A. Ensure you are student-facing. The initial driver for STAR-Trak was corporate: retaining students. From an individual student’s perspective that looks a little different: a student doesn’t want to be judged in terms of the risk of them dropping out, may be alarmed by a red “traffic light” against their name, and may be sensitive about who can see what data about them.
B. Understand what data is critical to understanding retention. For us it is a subset of the student record data (such as demographics, entry qualifications, whether they came through clearing) and attendance data. We suspect that this data will give us around 90% of the information that we need. The other activity data is almost the icing on the cake – but clearly we need to evaluate this over time.
C. Develop a canonical data model for the domains you are interested in. It surprised us that even within the same department colleagues had different interpretations of data ! We have not formally developed such a model, but have laid the foundations for its development (which is the subject of a different programme) through workshops.

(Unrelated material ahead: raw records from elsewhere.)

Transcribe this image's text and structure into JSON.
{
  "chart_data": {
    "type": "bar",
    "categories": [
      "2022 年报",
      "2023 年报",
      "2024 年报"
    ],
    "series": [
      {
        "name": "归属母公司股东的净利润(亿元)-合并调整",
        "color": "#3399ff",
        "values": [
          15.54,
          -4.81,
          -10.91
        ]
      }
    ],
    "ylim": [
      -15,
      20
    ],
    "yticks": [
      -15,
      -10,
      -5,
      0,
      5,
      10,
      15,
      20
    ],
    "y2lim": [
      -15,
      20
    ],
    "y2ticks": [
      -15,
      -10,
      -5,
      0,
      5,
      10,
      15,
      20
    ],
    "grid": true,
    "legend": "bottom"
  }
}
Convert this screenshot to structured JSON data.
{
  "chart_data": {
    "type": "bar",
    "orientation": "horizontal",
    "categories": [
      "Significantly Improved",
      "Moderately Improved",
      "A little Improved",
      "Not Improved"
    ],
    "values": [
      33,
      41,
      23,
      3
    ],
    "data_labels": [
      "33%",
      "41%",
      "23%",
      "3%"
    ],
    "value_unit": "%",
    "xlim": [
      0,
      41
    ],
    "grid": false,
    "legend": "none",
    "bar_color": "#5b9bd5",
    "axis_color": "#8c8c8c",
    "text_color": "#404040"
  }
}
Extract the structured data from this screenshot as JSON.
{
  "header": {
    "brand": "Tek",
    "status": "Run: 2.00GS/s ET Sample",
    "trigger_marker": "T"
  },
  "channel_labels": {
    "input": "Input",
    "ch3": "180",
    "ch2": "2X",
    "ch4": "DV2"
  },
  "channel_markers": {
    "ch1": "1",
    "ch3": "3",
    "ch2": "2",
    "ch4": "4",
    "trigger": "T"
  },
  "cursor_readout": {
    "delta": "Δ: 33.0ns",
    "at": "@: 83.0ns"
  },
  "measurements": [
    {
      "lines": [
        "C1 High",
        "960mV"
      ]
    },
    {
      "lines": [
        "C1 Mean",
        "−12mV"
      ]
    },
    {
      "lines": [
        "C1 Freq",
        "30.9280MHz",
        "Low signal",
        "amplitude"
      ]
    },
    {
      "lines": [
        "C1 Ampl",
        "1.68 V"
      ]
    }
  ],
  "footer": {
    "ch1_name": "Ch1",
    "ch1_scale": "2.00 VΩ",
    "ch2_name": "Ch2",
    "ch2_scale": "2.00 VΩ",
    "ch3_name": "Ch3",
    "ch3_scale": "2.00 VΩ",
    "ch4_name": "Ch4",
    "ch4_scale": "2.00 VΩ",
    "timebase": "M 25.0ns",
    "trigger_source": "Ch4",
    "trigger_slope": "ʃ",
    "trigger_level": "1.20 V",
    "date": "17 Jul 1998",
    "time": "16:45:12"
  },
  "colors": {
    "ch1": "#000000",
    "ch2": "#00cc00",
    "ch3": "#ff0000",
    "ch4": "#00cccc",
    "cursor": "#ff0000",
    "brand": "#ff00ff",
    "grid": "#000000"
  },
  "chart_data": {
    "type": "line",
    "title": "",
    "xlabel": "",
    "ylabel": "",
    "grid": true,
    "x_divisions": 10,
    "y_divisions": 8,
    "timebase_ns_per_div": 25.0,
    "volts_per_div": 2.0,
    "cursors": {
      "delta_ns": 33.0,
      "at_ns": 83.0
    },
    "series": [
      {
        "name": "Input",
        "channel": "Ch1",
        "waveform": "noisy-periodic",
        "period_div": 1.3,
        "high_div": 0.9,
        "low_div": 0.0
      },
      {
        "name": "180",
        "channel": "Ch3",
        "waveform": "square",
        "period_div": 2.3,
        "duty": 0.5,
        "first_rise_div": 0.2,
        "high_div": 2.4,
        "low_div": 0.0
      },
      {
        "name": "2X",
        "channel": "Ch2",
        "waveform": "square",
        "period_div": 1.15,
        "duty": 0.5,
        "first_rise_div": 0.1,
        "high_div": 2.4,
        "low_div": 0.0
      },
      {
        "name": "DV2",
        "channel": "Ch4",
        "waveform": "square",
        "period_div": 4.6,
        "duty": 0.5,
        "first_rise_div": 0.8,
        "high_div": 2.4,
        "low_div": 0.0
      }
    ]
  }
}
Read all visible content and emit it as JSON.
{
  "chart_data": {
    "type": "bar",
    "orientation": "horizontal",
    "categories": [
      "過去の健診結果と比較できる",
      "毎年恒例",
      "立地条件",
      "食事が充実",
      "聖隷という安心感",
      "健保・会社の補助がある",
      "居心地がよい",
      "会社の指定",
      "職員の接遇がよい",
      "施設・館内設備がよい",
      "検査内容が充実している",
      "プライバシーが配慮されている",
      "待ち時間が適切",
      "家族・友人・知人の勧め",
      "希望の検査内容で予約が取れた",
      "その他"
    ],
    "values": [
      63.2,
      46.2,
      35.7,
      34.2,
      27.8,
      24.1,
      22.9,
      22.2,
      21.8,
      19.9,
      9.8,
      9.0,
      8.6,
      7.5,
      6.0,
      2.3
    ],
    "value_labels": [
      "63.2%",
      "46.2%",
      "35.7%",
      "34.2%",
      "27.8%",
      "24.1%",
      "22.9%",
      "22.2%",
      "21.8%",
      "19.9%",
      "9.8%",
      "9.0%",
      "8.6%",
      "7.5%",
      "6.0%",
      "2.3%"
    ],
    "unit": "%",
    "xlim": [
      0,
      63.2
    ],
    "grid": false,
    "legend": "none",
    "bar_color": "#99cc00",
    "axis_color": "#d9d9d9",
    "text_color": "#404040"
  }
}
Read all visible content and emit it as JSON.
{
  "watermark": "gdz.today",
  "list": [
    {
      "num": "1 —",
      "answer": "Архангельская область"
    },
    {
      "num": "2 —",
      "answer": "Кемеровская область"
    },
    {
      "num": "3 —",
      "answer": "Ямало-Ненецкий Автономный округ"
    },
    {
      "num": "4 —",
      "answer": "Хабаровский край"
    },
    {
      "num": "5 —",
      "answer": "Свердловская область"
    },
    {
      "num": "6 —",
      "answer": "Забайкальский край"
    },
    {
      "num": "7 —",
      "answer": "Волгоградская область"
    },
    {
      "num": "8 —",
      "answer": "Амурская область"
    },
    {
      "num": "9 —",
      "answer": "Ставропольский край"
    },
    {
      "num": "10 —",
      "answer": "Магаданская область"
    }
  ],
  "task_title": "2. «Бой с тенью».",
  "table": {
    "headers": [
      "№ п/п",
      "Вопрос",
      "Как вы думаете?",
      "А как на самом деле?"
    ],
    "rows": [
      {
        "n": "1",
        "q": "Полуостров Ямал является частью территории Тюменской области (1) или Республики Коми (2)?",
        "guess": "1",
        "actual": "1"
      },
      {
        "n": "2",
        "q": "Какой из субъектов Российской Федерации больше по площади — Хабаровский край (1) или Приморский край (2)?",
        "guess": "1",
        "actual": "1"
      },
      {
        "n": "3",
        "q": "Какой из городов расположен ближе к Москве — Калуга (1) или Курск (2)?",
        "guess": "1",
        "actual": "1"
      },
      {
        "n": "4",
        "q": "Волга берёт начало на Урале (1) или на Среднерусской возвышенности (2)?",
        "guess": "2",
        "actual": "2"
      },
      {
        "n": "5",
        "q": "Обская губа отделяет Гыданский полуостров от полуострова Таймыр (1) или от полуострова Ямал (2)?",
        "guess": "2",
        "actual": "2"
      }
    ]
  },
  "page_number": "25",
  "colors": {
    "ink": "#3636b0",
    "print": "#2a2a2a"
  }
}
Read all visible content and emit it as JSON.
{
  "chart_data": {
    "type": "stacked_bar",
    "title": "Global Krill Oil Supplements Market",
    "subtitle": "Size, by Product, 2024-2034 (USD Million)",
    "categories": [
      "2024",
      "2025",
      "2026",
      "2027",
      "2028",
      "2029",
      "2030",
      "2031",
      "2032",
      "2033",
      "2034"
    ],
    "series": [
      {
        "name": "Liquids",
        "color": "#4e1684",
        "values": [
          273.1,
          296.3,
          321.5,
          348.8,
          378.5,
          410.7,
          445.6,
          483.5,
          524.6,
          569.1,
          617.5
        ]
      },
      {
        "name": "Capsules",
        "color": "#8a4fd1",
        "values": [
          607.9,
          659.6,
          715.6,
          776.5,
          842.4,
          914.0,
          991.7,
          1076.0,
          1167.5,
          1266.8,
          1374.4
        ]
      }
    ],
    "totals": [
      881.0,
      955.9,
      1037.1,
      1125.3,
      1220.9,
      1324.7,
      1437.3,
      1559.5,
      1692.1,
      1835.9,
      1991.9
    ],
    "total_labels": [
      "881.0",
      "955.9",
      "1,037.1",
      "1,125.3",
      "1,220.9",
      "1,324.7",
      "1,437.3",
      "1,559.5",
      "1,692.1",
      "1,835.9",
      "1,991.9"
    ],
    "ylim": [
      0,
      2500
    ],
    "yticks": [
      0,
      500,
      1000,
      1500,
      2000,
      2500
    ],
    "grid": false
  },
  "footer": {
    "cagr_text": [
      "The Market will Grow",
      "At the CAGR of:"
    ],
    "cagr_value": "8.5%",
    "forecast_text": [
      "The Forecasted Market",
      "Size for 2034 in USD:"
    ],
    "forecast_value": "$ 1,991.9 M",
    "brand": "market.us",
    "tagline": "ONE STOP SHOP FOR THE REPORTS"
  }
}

Addressing the big issues: STAR-Trak has faced differnt issues from those faced by most other projects in the programme. For us the issues have been:
A. Use of data: we have already discussed this in a previous post (opens in new window)
B. Algorithms: STAR-Trak contains a number of configurable parameters that feed into a system-generated “score” of a student’s risk of dropping out – or level of engagement depending on whose perspective you are taking. The detail of this will be provided in the installation and configuration manual as mentioned earlier in this post.